By combining these methods, the researchers discovered that a blunted responsiveness to glucocorticoids led to a “correlated multi-trait response” that includes impaired fear extinction (in males), reduced hippocampal volume, and rapid-eye movement sleep disturbances.

To explain the terms: Fear extinction is a process by which a conditioned fear response diminishes over time; problems with fear extinction are a hallmark of PTSD. Rapid-eye movement is crucial for memory consolidation, and disturbances in this type of sleep pattern have long been associated with PTSD.

But the study didn’t end there. The researchers treated the rats with the equivalent of human cognitive and behavioural therapy to reduce their learned fears. After that, they gave the rats corticosterone. As a result, both excessive fear and disturbances in rapid-eye movement sleep receded.

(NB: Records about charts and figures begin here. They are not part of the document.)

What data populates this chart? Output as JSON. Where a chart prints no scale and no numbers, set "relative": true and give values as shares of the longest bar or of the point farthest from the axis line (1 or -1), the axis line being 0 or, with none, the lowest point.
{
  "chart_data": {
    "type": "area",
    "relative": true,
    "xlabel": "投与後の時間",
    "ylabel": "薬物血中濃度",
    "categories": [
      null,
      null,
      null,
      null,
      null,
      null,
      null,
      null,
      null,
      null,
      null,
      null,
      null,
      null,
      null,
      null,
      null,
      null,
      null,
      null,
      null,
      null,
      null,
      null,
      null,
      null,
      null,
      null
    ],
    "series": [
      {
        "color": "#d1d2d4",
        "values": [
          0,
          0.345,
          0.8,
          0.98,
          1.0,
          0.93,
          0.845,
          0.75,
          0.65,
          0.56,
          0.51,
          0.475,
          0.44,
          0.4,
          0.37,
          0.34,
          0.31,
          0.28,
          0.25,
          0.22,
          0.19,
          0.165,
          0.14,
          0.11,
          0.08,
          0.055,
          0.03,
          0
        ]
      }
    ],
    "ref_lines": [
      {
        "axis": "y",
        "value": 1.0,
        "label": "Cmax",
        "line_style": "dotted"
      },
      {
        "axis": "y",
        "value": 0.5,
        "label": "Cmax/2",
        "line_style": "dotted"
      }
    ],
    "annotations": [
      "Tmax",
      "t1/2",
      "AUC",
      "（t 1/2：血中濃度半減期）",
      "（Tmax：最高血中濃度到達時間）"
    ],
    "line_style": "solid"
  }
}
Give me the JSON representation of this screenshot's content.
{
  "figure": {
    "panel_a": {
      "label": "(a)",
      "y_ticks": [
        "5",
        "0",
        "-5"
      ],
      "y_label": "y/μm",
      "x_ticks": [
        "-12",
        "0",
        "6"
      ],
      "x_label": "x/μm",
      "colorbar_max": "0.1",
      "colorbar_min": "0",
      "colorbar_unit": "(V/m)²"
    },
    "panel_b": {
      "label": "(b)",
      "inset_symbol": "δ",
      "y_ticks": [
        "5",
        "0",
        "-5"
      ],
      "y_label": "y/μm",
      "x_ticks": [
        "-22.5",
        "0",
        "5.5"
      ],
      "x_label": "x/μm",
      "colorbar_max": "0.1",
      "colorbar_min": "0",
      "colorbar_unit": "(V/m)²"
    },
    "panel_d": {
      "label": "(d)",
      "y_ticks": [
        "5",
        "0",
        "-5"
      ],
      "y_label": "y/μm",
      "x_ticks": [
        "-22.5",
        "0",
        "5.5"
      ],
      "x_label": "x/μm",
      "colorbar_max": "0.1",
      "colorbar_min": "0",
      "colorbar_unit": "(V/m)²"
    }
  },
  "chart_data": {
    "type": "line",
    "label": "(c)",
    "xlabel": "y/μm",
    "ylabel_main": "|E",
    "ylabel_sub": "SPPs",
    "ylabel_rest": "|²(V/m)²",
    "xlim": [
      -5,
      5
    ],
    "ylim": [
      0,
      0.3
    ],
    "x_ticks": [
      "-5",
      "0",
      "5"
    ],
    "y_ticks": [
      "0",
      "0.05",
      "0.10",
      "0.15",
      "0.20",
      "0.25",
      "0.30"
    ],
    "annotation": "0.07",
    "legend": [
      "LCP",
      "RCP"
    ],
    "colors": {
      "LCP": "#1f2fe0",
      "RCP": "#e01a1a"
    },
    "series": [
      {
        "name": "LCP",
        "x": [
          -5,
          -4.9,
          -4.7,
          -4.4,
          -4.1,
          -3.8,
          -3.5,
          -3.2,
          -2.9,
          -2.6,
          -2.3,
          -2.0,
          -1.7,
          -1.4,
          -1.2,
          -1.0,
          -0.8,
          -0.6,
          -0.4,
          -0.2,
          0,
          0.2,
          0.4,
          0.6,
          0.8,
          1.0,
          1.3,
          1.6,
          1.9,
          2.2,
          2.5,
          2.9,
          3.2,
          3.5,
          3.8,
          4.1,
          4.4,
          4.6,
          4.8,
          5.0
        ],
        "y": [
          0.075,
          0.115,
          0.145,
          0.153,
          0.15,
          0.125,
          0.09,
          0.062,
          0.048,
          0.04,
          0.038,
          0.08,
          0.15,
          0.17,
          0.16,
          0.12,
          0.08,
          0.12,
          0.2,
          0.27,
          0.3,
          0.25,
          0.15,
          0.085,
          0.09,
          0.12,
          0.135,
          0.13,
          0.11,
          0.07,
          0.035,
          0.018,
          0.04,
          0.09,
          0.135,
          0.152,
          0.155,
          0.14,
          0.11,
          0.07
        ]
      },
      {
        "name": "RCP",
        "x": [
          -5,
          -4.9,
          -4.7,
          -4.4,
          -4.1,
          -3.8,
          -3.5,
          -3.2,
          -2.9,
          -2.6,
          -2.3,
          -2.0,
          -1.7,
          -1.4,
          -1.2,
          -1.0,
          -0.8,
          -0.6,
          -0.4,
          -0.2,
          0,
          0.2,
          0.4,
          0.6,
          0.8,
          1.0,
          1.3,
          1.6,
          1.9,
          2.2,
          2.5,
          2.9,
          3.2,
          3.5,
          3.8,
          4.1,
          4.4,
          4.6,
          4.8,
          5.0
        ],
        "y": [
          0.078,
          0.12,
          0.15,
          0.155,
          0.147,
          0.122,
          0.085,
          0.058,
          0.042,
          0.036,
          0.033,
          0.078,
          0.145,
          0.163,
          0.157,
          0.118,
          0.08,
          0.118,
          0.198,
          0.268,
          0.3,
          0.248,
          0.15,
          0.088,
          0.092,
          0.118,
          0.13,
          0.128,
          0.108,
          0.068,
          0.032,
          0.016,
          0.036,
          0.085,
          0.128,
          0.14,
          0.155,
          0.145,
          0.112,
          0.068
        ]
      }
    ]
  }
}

Not only that, but the increased levels of the stress-related neurotransmitter norepinephrine in the brain also returned to normal.

“Our study provides causal evidence of a direct implication of low glucocorticoid responsiveness in the development of PTSD symptomatology following exposure to traumatic experiences, i.e., impaired fear extinction,” said Carmen Sandi. “In addition, it shows that low glucocorticoids are causally implicated in the determination of other risk factors and symptoms that were until now only independently related to PTSD.”

Silvia Monari, the study’s first author, added: “In a nutshell, we present mechanistic evidence – previously missing – that having low glucocorticoids such as cortisol in humans is a condition for causally predisposed individuals to present all to-date vulnerability factors for developing PTSD, and causally involved in deficits to extinguish traumatic memories.”